On film, he acted in Independência ou Morte (1972), directed by Carlos Coimbra; O Grande Mentecapto (1989) and Tiradentes (1999), in the role of poet Cláudio Manuel da Costa, both directed by Oswaldo Caldeira; O Xangô de Baker Street (2001), directed by Miguel Faria Júnior; Madame Satã (2002), directed by Karim Aïnouz; Casa de Areia (2005), directed by Andrucha Waddington, among others.
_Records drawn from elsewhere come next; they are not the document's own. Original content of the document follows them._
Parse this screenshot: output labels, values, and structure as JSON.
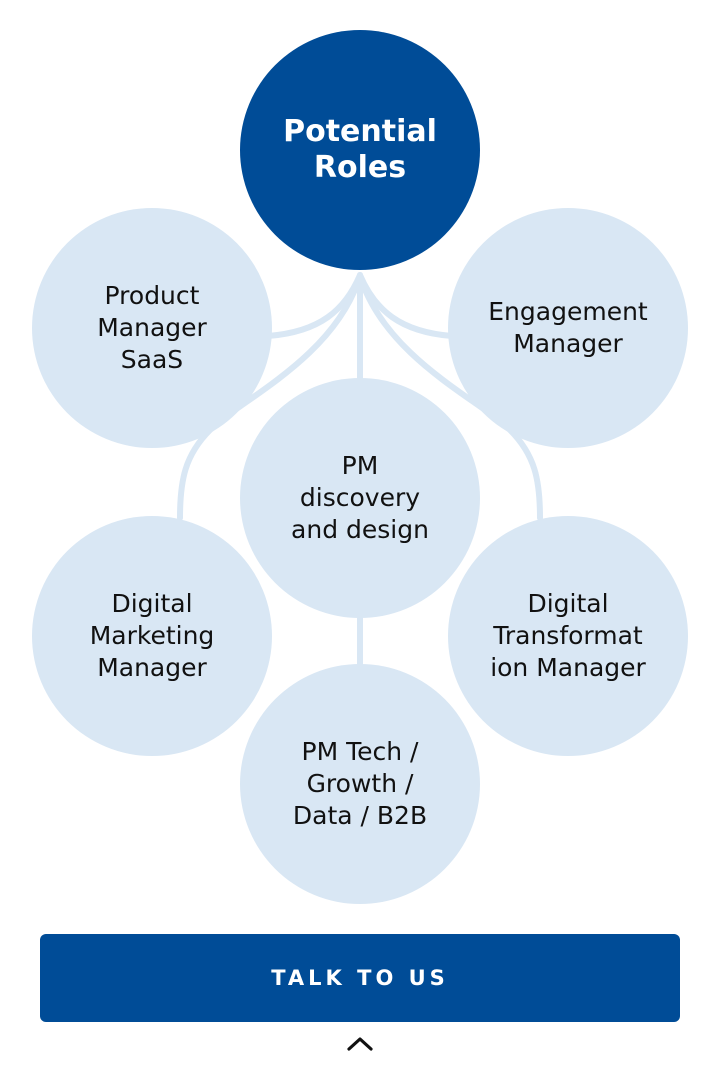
{
  "diagram": {
    "root": {
      "label": "Potential\nRoles"
    },
    "roles": [
      {
        "id": "product",
        "label": "Product\nManager\nSaaS"
      },
      {
        "id": "engage",
        "label": "Engagement\nManager"
      },
      {
        "id": "pmdisc",
        "label": "PM\ndiscovery\nand design"
      },
      {
        "id": "digmkt",
        "label": "Digital\nMarketing\nManager"
      },
      {
        "id": "digtrans",
        "label": "Digital\nTransformat\nion Manager"
      },
      {
        "id": "pmtech",
        "label": "PM Tech /\nGrowth /\nData / B2B"
      }
    ]
  },
  "cta": {
    "label": "TALK TO US"
  },
  "scroll_top": {
    "icon": "chevron-up-icon"
  },
  "colors": {
    "primary": "#004c97",
    "node_fill": "#d9e7f4",
    "connector": "#d9e7f4",
    "text_dark": "#111111",
    "text_light": "#ffffff"
  }
}
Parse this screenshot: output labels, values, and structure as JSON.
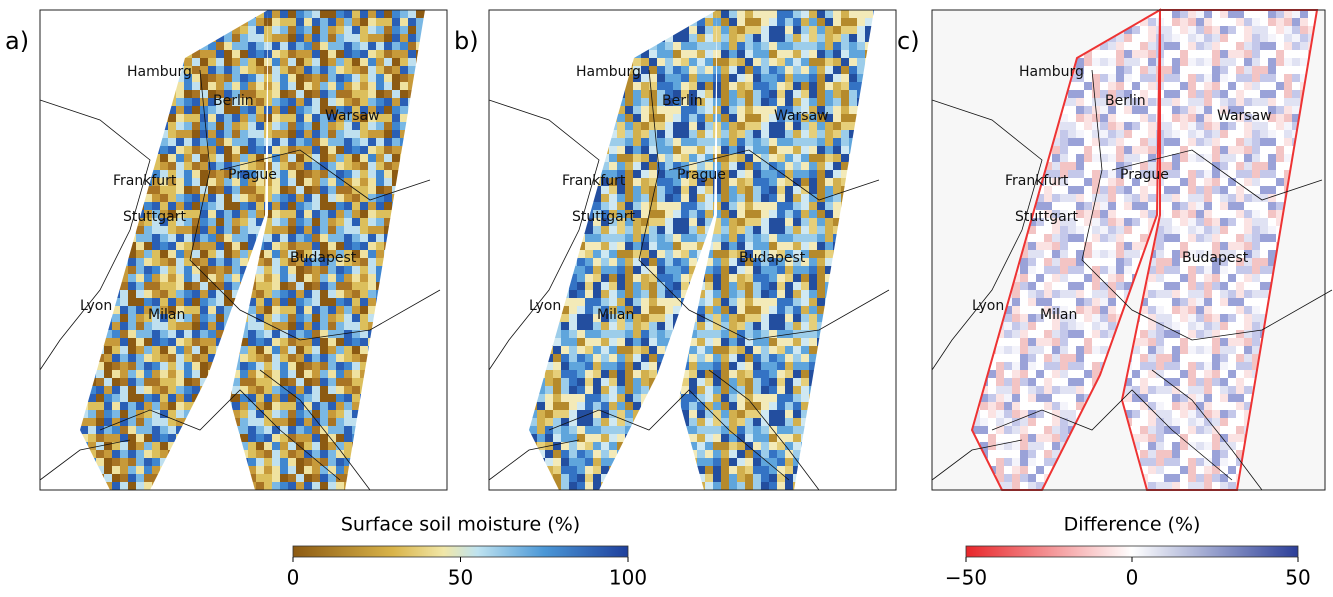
{
  "panels": [
    {
      "label": "a)",
      "cities": [
        "Hamburg",
        "Berlin",
        "Warsaw",
        "Frankfurt",
        "Prague",
        "Stuttgart",
        "Budapest",
        "Lyon",
        "Milan"
      ]
    },
    {
      "label": "b)",
      "cities": [
        "Hamburg",
        "Berlin",
        "Warsaw",
        "Frankfurt",
        "Prague",
        "Stuttgart",
        "Budapest",
        "Lyon",
        "Milan"
      ]
    },
    {
      "label": "c)",
      "cities": [
        "Hamburg",
        "Berlin",
        "Warsaw",
        "Frankfurt",
        "Prague",
        "Stuttgart",
        "Budapest",
        "Lyon",
        "Milan"
      ]
    }
  ],
  "colorbars": [
    {
      "title": "Surface soil moisture (%)",
      "range": [
        0,
        100
      ],
      "ticks": [
        0,
        50,
        100
      ]
    },
    {
      "title": "Difference (%)",
      "range": [
        -50,
        50
      ],
      "ticks": [
        {
          "value": -50,
          "label": "−50"
        },
        0,
        50
      ]
    }
  ]
}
He won the Golden Kikito for Best Supporting Actor at the Gramado Festival for a three-minute appearance in the film Stelinha (1990), by Miguel Faria Jr.

On television, he was one of the pioneers who opened TV Ceará, then worked at TV Cultura and TV Paulista, until arriving at Rede Globo, where he was invited by Glória Magadan to write Anastácia, a Mulher sem Destino. Among the telenovelas in which he participated, there are: O Bem-Amado, both in the 1973 and in the 1980 series versions, where he became notable with the character Dirceu Borboleta; Pai Herói (1979); Cambalacho (1986); As Filhas da Mãe (2001); Senhora do Destino (2004), among others. In 2014 he played Padre Santo in Meu Pedacinho de Chão.

The actor also had significant participation in miniseries such as Tenda dos Milagres (1985), by Aguinaldo Silva and Regina Braga, based on the work of Jorge Amado; Abolição (1988), by Wilson Aguiar Filho and Walter Avancini; Tereza Batista (1992), by Vicente Sesso, based on the novel by Jorge Amado; Um Só Coração (2004), by Maria Adelaide Amaral and Alcides Nogueira; and Hoje é Dia de Maria (2005), by Luís Alberto de Abreu, as the devil Asmodeus. In Cinquentinha (2009) and its derivative series, Lara com Z (2011), both by Aguinaldo Silva, he played the butler Sebastião Batista. In 2014, the actor played Alfredinho in the series Doce de Mãe.

On stage, his notable roles include Geni in “Ópera do Malandro” (from 1979, by Chico Buarque), Veludo in A Navalha na Carne (1969), by Plínio Marcos, and Tonho, in Dois Perdidos numa Noite Suja (1971), also by Plínio Marcos.

=== Illness and death ===
In late September 2024, Queiroz was hospitalized at the São Vicente da Gávea Clinic in Rio de Janeiro and had three stents inserted into his heart. He was discharged on 3 October, but was readmitted by ambulance the following morning after experiencing sickness. He suffered a cardiac arrest in the emergency room and was resuscitated, but later died. He was 88.